Plans for Anzac Hall’s demolition, which has already been delayed once, is part of the memorial’s $498 million redevelopment proposal. It’s been delayed again while under assessment as a “controlled action” under the Environment Protection and Biodiversity Conservation Act 1999 (EPBC Act).
A report from the Australian Parliament’s Public Works Committee into the project is also yet to be tabled following an inquiry that received a record number of public submissions, 80 per cent of which opposed or expressed concern with the proposal, according to Australian Institute of Architects.
Ahead of the decision, the Australian Institute of Architects is renewing its efforts to stop what it describes as a wasteful and unnecessary demolition of a highly-valued public space in a move that would also seriously undermine the integrity of Australia’s heritage protections.

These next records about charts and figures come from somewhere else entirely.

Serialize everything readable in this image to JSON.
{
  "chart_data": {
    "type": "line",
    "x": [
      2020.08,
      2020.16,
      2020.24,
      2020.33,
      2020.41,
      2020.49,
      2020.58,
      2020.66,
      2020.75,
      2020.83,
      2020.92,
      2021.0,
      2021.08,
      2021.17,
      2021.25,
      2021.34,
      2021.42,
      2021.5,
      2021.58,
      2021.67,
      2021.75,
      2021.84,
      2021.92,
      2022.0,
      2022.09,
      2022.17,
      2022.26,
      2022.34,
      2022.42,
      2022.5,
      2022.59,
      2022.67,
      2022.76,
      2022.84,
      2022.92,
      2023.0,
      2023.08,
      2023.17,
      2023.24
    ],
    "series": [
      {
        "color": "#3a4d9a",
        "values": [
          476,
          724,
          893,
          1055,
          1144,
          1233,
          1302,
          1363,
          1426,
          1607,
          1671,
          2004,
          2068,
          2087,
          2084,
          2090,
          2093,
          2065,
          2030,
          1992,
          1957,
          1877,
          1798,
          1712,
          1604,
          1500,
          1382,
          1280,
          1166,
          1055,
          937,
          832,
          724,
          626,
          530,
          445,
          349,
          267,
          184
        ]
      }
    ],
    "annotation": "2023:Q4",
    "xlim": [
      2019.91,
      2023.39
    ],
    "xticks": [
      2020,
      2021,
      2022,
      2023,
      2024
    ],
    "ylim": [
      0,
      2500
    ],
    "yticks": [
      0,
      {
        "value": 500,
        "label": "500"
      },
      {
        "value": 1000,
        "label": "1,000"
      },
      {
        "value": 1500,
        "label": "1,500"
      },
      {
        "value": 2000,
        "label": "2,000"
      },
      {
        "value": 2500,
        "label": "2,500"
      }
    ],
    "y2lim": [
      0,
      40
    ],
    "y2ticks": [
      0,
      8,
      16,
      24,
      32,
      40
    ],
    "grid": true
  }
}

The institute has today launched a social media campaign inviting all Australians to share stories of their experiences visiting Anzac Hall as a way of showing their support for saving it.
Former institute president and #handsoffAnzacHall campaign spokesperson, Clare Cousins, said the campaign aims to raise awareness in the community about the proposed demolition.
“The Australian War Memorial management has undertaken what must be one of the most misleading and inadequate community consultations for any major public project on record,” Ms Cousins said.
“Nowhere in any of their limited public consultation materials do they mention demolishing Anzac Hall.
“Yet overwhelmingly the demolition is raised as a concern every time public submissions are invited.
“This debate is not ‘just about a building’ as the Australian War Memorial Director has claimed, but about Anzac Hall’s heritage and social value as home to two decades’ worth of shared moments and treasured memories.
“A visit to Anzac Hall is part of the annual pilgrimage to Canberra for countless students around the country and has been for decades.
“Generations of school students have had their hearts and imaginations fired in Anzac Hall, captivated by stories of courage and service to our country.
“We hope this campaign will provide decision makers with yet more evidence that the community does not support destroying Anzac Hall, which is unquestionably one of Australia’s most iconic exhibition spaces.”